John Whalen becomes a desert couch potato

Namba the Clown and a Local Participant.

Namba the Clown and a Local Participant.

I hate to grouse like the sour fan whose favorite cult rock band has "sold out," but I did leave the Black Rock Desert this week feeling that the big burn had been overrun. As one equally dyspeptic attendee crabbed while staff volunteers attempted to reposition 4,000 surly spectators to a safe remove before the Man went up in smoke, "What is this, Disneyland?"

The difference between this year's throng and last year's group of about 1,500 burn-goers was like the difference between a small club performance and a stadium concert.
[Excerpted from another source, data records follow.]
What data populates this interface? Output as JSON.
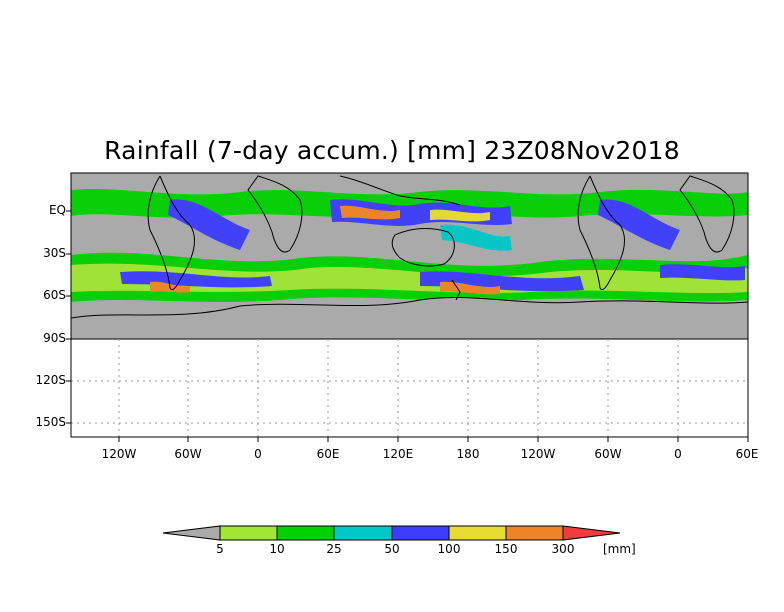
{
  "title": "Rainfall (7-day accum.) [mm] 23Z08Nov2018",
  "y_axis": {
    "ticks": [
      "EQ",
      "30S",
      "60S",
      "90S",
      "120S",
      "150S"
    ]
  },
  "x_axis": {
    "ticks": [
      "120W",
      "60W",
      "0",
      "60E",
      "120E",
      "180",
      "120W",
      "60W",
      "0",
      "60E"
    ]
  },
  "colorbar": {
    "units": "[mm]",
    "levels": [
      "5",
      "10",
      "25",
      "50",
      "100",
      "150",
      "300"
    ],
    "colors": [
      "#aaaaaa",
      "#a0e632",
      "#00d200",
      "#00c8c8",
      "#3c3cff",
      "#e6dc32",
      "#f08228",
      "#f03c3c"
    ]
  },
  "colors": {
    "land_mask": "#aaaaaa",
    "map_frame": "#000000",
    "gridline": "#999999"
  }
}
The weirdest thing about Burning Man has always been the trance like state that a giant ritual bonfire can induce--even among cynical unhippies like me.

Trouble was that this year, you couldn't get close enough to or intimate enough with the action to feel the sense of, well, mob unity that Birkenstocks-wearing folk like to call "tribalism." Instead, you became a spectator in the worst sense of the word--merely watching the spectacle at a safe remove, like you would a big-screen TV event.

But the festival wasn't entirely a wash--the Man burned, and after the planned spontaneity of the combustion (TV crews had to get their requisite pictures of the increasingly irritable crowd), more than few transcendent loons dashed through the smoldering embers like dervishes. And then the hordes of frat boys who made this their first trip to the annual party, jug wine in tow, began to pass out.